|Formed as a side-project by Barnes and Obituary guitarist Allen West in 1993, Six Feet Under took on a different complexion when Barnes was ousted from his then-priority band, Cannibal Corpse in 1995. The semblance of the side-super group-turned leaders of the resurgent death metal underground changed once more in January 1998 when West left the band. Enter former Massacre guitarist Steve Swanson. "Steve learned 17 songs in the three weeks leading up to tour," he says. "Our songs may not be the most technical [pieces] ever written, but Steve performed them on the road like he had been playing them for years."
Ironically, when the band first gathered in Tampa, Florida to begin writing tracks for what would eventually become Maximum Violence, they were at a loss.

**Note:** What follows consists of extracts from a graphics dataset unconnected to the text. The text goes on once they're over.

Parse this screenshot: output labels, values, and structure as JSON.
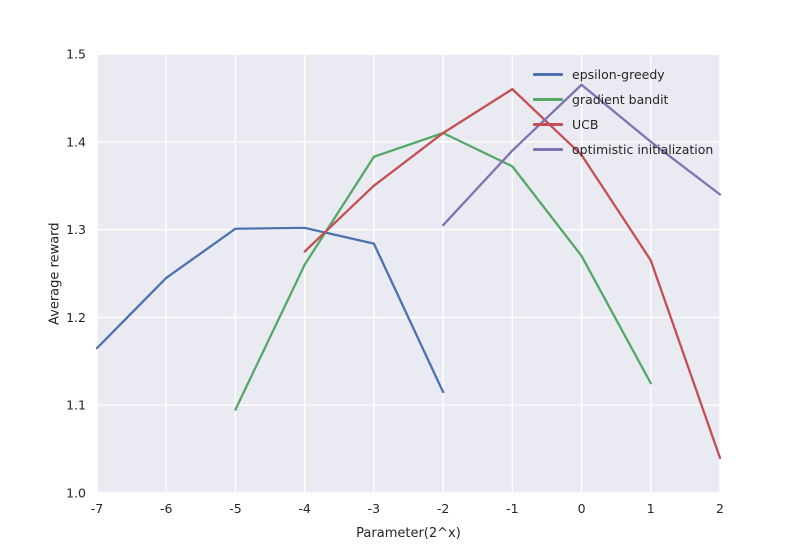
{
  "chart_data": {
    "type": "line",
    "title": "",
    "xlabel": "Parameter(2^x)",
    "ylabel": "Average reward",
    "xlim": [
      -7,
      2
    ],
    "ylim": [
      1.0,
      1.5
    ],
    "x_ticks": [
      -7,
      -6,
      -5,
      -4,
      -3,
      -2,
      -1,
      0,
      1,
      2
    ],
    "y_ticks": [
      1.0,
      1.1,
      1.2,
      1.3,
      1.4,
      1.5
    ],
    "grid": true,
    "legend_position": "upper right",
    "series": [
      {
        "name": "epsilon-greedy",
        "color": "#4C72B0",
        "x": [
          -7,
          -6,
          -5,
          -4,
          -3,
          -2
        ],
        "y": [
          1.165,
          1.245,
          1.301,
          1.302,
          1.284,
          1.115
        ]
      },
      {
        "name": "gradient bandit",
        "color": "#55A868",
        "x": [
          -5,
          -4,
          -3,
          -2,
          -1,
          0,
          1
        ],
        "y": [
          1.095,
          1.26,
          1.383,
          1.41,
          1.372,
          1.27,
          1.125
        ]
      },
      {
        "name": "UCB",
        "color": "#C44E52",
        "x": [
          -4,
          -3,
          -2,
          -1,
          0,
          1,
          2
        ],
        "y": [
          1.275,
          1.35,
          1.41,
          1.46,
          1.385,
          1.265,
          1.04
        ]
      },
      {
        "name": "optimistic initialization",
        "color": "#8172B2",
        "x": [
          -2,
          -1,
          0,
          1,
          2
        ],
        "y": [
          1.305,
          1.39,
          1.465,
          1.4,
          1.34
        ]
      }
    ],
    "styles": {
      "axes_background": "#EAEAF2",
      "grid_color": "#FFFFFF",
      "text_color": "#262626",
      "figure_background": "#FFFFFF"
    }
  }
}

Would they continue down the experimental path they had headed on 1997's Warpath or would they return to their cutting-edge death metal roots? "We had a new guitarist, so the songwriting assignments had changes considerably," recalls Barnes. "We went back and forth trying different stuff. But eventually things came together in a big way." Not only has Barnes has returned to his roots vocally, but as evident on songs such as "Hacked to Pieces" and "Bonesaw," his trademark gory lyrics are also back. "My words are an extension of what I'm feeling at [a given] time," he explains. "That is the way it has always been. My lyrics are comprised of thoughts, fantasies and fictional notes. People will get them when they read the lyrics."
Maximum Violence was recorded from February-March 1999 at Criteria Studios in Miami and was produced by the band and Metal Blade head Brian Slagel. "We recorded a couple of songs for the EP [1996's Alive and Dead] there," says Barnes. "It's a really comfortable studio with a real good vibe. The obvious thing for us would have been to stay local and record at Morrisound. But we thought of ourselves as a new band and wanted to start off fresh." A limited-edition' digi-pack version of Maximum Violence is also available, containing two covers, Iron Maiden's "Wrathchild" and a cover of Thin Lizzy's "Jailbreak," which are in addition to a reverent rendition of Kiss' "War Machine," which appears on all versions of the album.